In terms of location our latest scrap boat could not be in a more ideal position. The yacht was moored off of Whale Island in Portsmouth Harbour and as the crow flies was only 1 mile away from our scrap yard. Her outboard engine seemed in good condition and had been demonstrated by her previous owner when we had first visited the boat. With the sun shining and the waters calm all we needed to wait for was the high tide. What could possibly go wrong?

Yacht Disposal: Scrap Boats Never Come Quietly - Out at sea

We arrived at the boat 30 minutes before high tide with everything we needed. The outboard was topped up to give us plenty of fuel for our short trip around the harbour to the yard. One pull on the outboard pull cord and she started like a dream just as she had done on our first visit to the boat a week earlier. But then disaster struck, it’s like these old boats know where this journey is going to take them and they suddenly stop playing ball. With a slight stutter and puff of smoke the outboard cut out.

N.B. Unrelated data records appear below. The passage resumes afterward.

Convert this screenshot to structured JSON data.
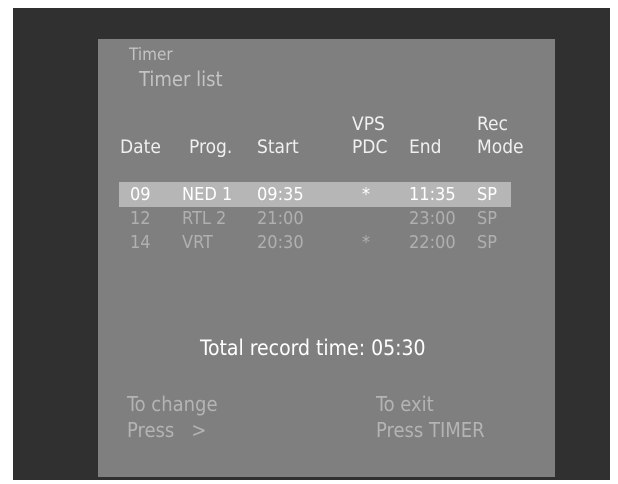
{
  "screen": {
    "title": "Timer",
    "subtitle": "Timer list"
  },
  "table": {
    "headers": {
      "date": "Date",
      "prog": "Prog.",
      "start": "Start",
      "vps_line1": "VPS",
      "vps_line2": "PDC",
      "end": "End",
      "rec_line1": "Rec",
      "rec_line2": "Mode"
    },
    "rows": [
      {
        "date": "09",
        "prog": "NED 1",
        "start": "09:35",
        "vps": "*",
        "end": "11:35",
        "mode": "SP",
        "selected": true
      },
      {
        "date": "12",
        "prog": "RTL 2",
        "start": "21:00",
        "vps": "",
        "end": "23:00",
        "mode": "SP",
        "selected": false
      },
      {
        "date": "14",
        "prog": "VRT",
        "start": "20:30",
        "vps": "*",
        "end": "22:00",
        "mode": "SP",
        "selected": false
      }
    ]
  },
  "summary": {
    "total_record_time": "Total record time: 05:30"
  },
  "hints": {
    "change_line1": "To change",
    "change_line2": "Press   >",
    "exit_line1": "To exit",
    "exit_line2": "Press TIMER"
  }
}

Our team quickly removed the lid of the outboard to try and diagnose the problem but it wasn’t clear what had caused the loss of power. After numerous attempts to spark her into life and even the back up outboard deciding it didn’t fancy working we were starting to wonder if this job was jinxed. An hour had now passed and nothing was making this yacht budge, a contingency plan was discussed to come back the next day with one of our own outboards but we both knew the weather was forecast to be awful.

Then cometh the hour cometh the fisherman. A week previous when we first visited the yacht we got talking to one of the owners of another boat who regularly comes to his mooring to sit and go fishing. We explained the trouble we’d encountered with the two outboards and how we were going to return the next day with our own engine. However in true knight-in-shining-armour fashion he then offered to tow us around to the yard. Result!

Yacht Disposal: Scrap Boats Never Come Quietly - Put Your Feet Up

We quickly prepared the yacht for the move, we were tied up to the port side of his fishing boat and we were soon away from the Whale Island. With a frustrating few hours behind us we now had time to relax, the sun was still shining and the water was like a millpond it really didn’t seem like February.

Despite the distance from start to finish of the journey being just over a mile the actual trip was closer to over 3 miles due to the channels in the harbour. After a 40 minute cruise we had reached our yard, thankfully the tide was still high and we came alongside and secured the yacht. We then waved goodbye to our saviour on the day complete with the length of chain he had requested as payment for the trip (Also special mention to the club he is associated with

Our team at the yard had the crane waiting to lift the yacht out of the water and with relative ease we dipped the strops in and under the yacht’s hull. Once out of the water the yacht was placed in our queue of boats waiting to be chopped up by our team of Boat Breakers. Any materials that can be recycled will be removed and re used but like all of our other scrap boats the waste Fibre glass still has to end up in landfill.